Writer-director Max Walker-Silverman returned to a central question while writing and filming “A Love Song:” is the pain of losing someone worth having had them?
“At the same time that I was falling in love to some of those around me, they were in various ways falling out of it, whether that was by death, or divorce, or all the many ways that our lives can be changed,” Walker-Silverman told TheWrap.
“A Love Song” follows Faye, a lone traveler who visits a rural camp ground and awaits a visit from her old flame, Lito, who traverses his own journey through the West.
Fixated with admiration for veteran actor Dale Dickey, Walker-Silverman wrote the film centered around envisioning Dickey as his protagonist. “Picturing her in this role just gave me a huge amount of confidence to allow the silence of the world to play a part in it, because I knew that she had the ability to ground this character and a past and in a reality without having to explain it to the world,” Walker-Silverman said.
When Walker-Silverman asked himself, “Who the hell can share a screen with an actor like Dale Dickey?” a short list came together, including Wes Studi, whose casting as Lito gave Walker-Silverman the confidence to “leave as much unsaid as it is, and to trust [Dickey and Studi] to fill the characters with everything that [he] wanted out of them.”

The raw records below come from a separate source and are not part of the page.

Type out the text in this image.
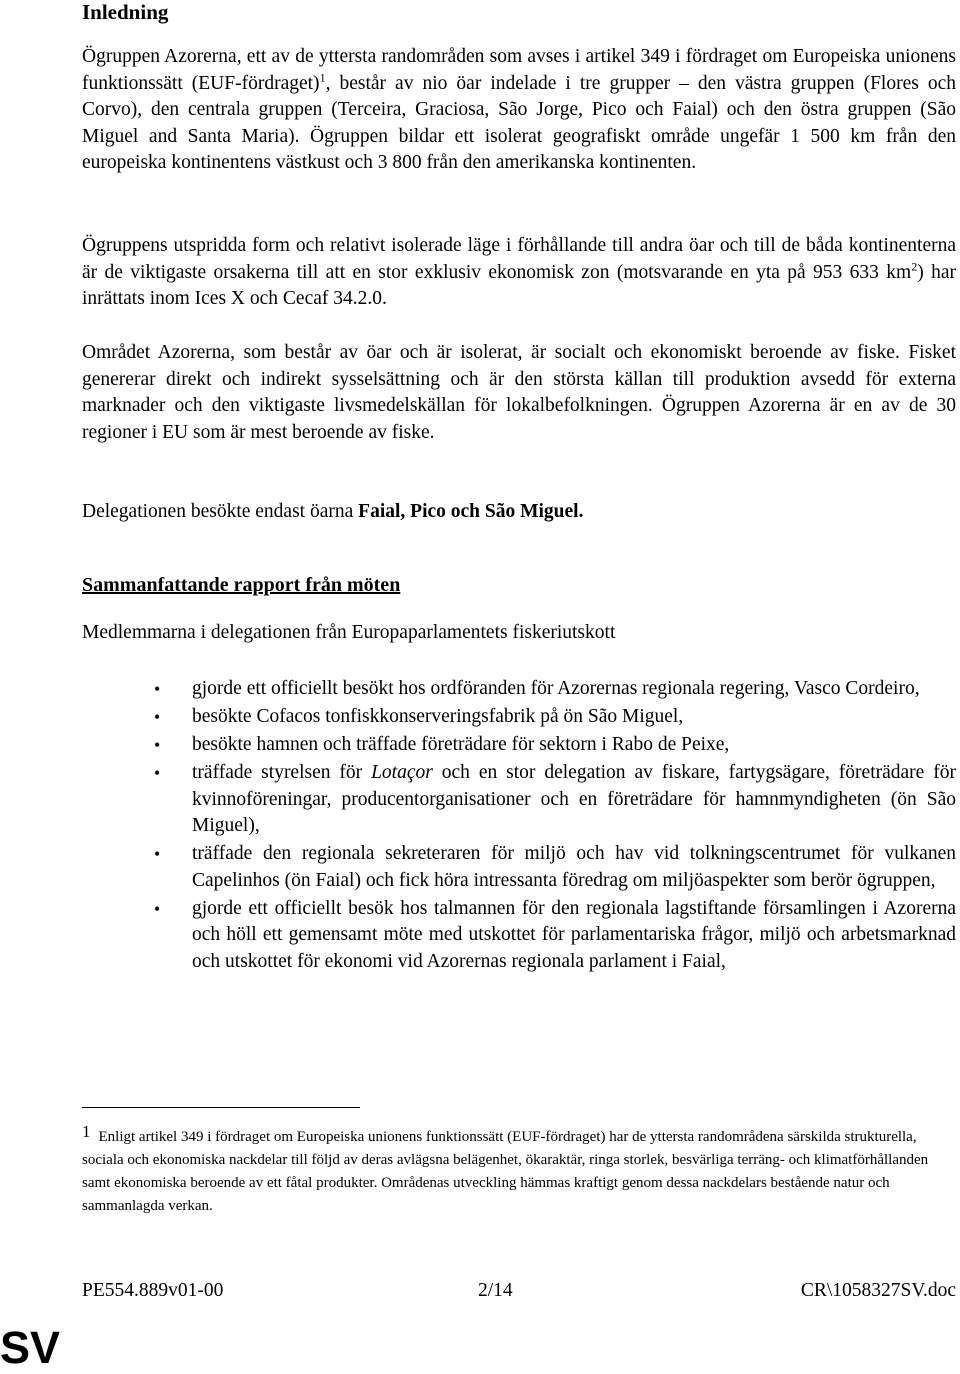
Inledning
Ögruppen Azorerna, ett av de yttersta randområden som avses i artikel 349 i fördraget om Europeiska unionens funktionssätt (EUF-fördraget)$^1$, består av nio öar indelade i tre grupper – den västra gruppen (Flores och Corvo), den centrala gruppen (Terceira, Graciosa, São Jorge, Pico och Faial) och den östra gruppen (São Miguel and Santa Maria). Ögruppen bildar ett isolerat geografiskt område ungefär 1 500 km från den europeiska kontinentens västkust och 3 800 från den amerikanska kontinenten.
Ögruppens utspridda form och relativt isolerade läge i förhållande till andra öar och till de båda kontinenterna är de viktigaste orsakerna till att en stor exklusiv ekonomisk zon (motsvarande en yta på 953 633 $km^2$) har inrättats inom Ices X och Cecaf 34.2.0.
Området Azorerna, som består av öar och är isolerat, är socialt och ekonomiskt beroende av fiske. Fisket genererar direkt och indirekt sysselsättning och är den största källan till produktion avsedd för externa marknader och den viktigaste livsmedelskällan för lokalbefolkningen. Ögruppen Azorerna är en av de 30 regioner i EU som är mest beroende av fiske.
Delegationen besökte endast öarna Faial, Pico och São Miguel.
Sammanfattande rapport från möten
Medlemmarna i delegationen från Europaparlamentets fiskeriutskott
• gjorde ett officiellt besökt hos ordföranden för Azorernas regionala regering, Vasco Cordeiro,
• besökte Cofacos tonfiskkonserveringsfabrik på ön São Miguel,
• besökte hamnen och träffade företrädare för sektorn i Rabo de Peixe,
• träffade styrelsen för Lotaçor och en stor delegation av fiskare, fartygsägare, företrädare för kvinnoföreningar, producentorganisationer och en företrädare för hamnmyndigheten (ön São Miguel),
• träffade den regionala sekreteraren för miljö och hav vid tolkningscentrumet för vulkanen Capelinhos (ön Faial) och fick höra intressanta föredrag om miljöaspekter som berör ögruppen,
• gjorde ett officiellt besök hos talmannen för den regionala lagstiftande församlingen i Azorerna och höll ett gemensamt möte med utskottet för parlamentariska frågor, miljö och arbetsmarknad och utskottet för ekonomi vid Azorernas regionala parlament i Faial,
1 Enligt artikel 349 i fördraget om Europeiska unionens funktionssätt (EUF-fördraget) har de yttersta randområdena särskilda strukturella, sociala och ekonomiska nackdelar till följd av deras avlägsna belägenhet, ökaraktär, ringa storlek, besvärliga terräng- och klimatförhållanden samt ekonomiska beroende av ett fåtal produkter. Områdenas utveckling hämmas kraftigt genom dessa nackdelars bestående natur och sammanlagda verkan.
PE554.889v01-00	2/14	CR\1058327SV.doc
SV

“They both come from quiet places from Tennessee and Oklahoma, respectively. They both loved and lost. They’re that age, I’m not,” Walker-Silverman said. “And I’ve felt great to trust them to do that, and to work those things out themselves.”
As the Faye and Lito reminisce about their adolescence, their interactions are tinged with melancholy as they express their grief for their widows. Since the characters share a childhood and the experience of loss while also spending a lifetime apart, the film honors “different expressions of love” and solitude.

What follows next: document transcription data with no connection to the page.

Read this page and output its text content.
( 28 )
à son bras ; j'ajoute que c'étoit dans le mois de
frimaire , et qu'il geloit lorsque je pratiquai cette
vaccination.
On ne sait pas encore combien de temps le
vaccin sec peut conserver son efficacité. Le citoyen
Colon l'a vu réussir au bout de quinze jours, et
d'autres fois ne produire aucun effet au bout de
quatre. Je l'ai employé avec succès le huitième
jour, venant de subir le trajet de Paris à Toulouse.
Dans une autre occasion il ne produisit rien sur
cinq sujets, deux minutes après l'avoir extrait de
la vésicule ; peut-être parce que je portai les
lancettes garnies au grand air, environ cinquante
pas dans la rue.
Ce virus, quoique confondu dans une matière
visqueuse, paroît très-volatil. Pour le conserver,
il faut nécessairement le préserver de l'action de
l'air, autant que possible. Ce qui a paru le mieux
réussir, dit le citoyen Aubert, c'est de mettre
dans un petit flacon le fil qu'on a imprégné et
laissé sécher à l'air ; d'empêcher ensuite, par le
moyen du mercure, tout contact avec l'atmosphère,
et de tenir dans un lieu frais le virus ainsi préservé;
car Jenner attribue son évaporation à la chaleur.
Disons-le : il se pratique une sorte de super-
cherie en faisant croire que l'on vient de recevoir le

“It’s about two characters who, in their own way, begin this story alone, and in their own way, leave it alone, but their relationship to that solitude is changed completely, and their lives are going to change completely,” Walker-Silverman said.

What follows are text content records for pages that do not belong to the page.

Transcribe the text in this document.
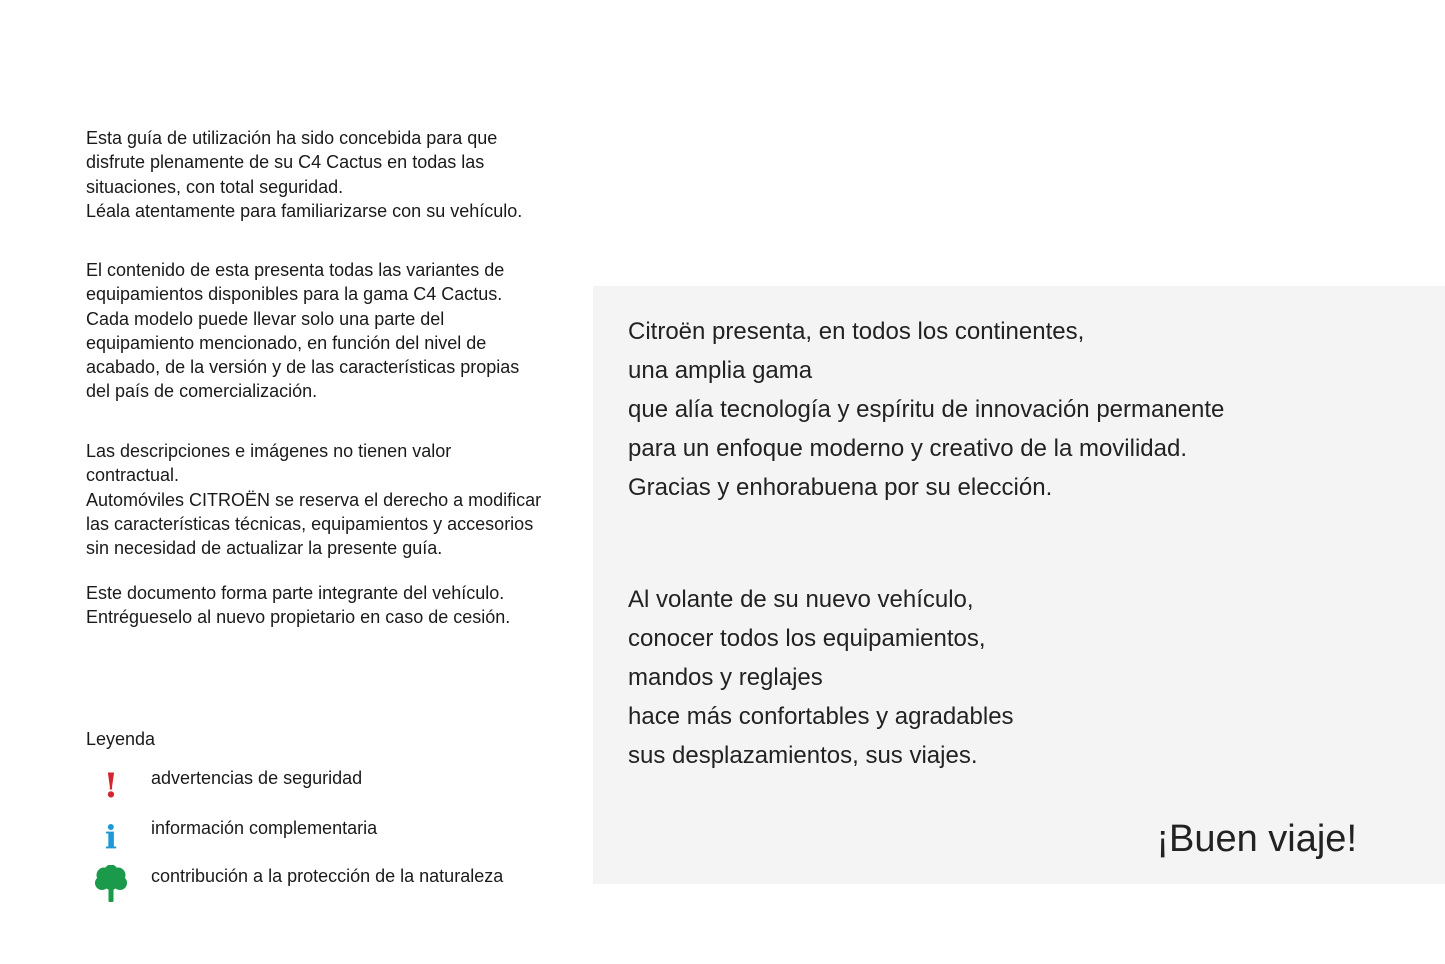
Esta guía de utilización ha sido concebida para que
disfrute plenamente de su C4 Cactus en todas las
situaciones, con total seguridad.
Léala atentamente para familiarizarse con su vehículo.

El contenido de esta presenta todas las variantes de
equipamientos disponibles para la gama C4 Cactus.
Cada modelo puede llevar solo una parte del
equipamiento mencionado, en función del nivel de
acabado, de la versión y de las características propias
del país de comercialización.

Las descripciones e imágenes no tienen valor
contractual.
Automóviles CITROËN se reserva el derecho a modificar
las características técnicas, equipamientos y accesorios
sin necesidad de actualizar la presente guía.

Este documento forma parte integrante del vehículo.
Entrégueselo al nuevo propietario en caso de cesión.

Leyenda
! advertencias de seguridad
i información complementaria
contribución a la protección de la naturaleza
Citroën presenta, en todos los continentes,
una amplia gama
que alía tecnología y espíritu de innovación permanente
para un enfoque moderno y creativo de la movilidad.
Gracias y enhorabuena por su elección.
Al volante de su nuevo vehículo,
conocer todos los equipamientos,
mandos y reglajes
hace más confortables y agradables
sus desplazamientos, sus viajes.
¡Buen viaje!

Filmed in southwest Colorado about a half hour from where Walker-Silverman grew up, he recalled fishing crawdads and swimming in the park where the pair reunite in the film. “It was no struggle to imagine these characters’ childhood memories of that place, since I had plenty of my own,” said Walker-Silverman, “There’s a story ultimately about like people… choosing to be there and choosing to seek out beauty even if their relationship to it is unsure.”
Mirroring Walker-Silverman’s own upbringing that was surrounded by a “mix of hippies… rednecks, and all the other strange people who wash up in strange place,” the film incorporates these colorful characters in a group of siblings who want to improve the view of their father’s burial site.
“It does seem important to pay a tribute to the quirky characters who are not only able to exist in the right backroads places, but are able to be sort of cherished,” Walker-Silverman said. “My life has certainly been made much richer by all the strange sort of folks who spring up in these places, or who wash up there.
At the end of the film, Faye receives Lito’s photograph in the mail, a sign that confirms there is a future for both her and him. This tangible memory, that verifies that something very real happened happened between the two, is a “huge step” for “a character who avoided photos and avoided memories and avoided experience for a very long time,” according to Walker-Silverman.
As for whether the two cross paths again, Walker-Silverman said he likes believing that they’re going to “be part of each other’s lives, maybe just through letters.”
“It’s going to be a happier life than it was coming into the movie,” he concluded.
“A Love Song” makes its theatrical debut July 29.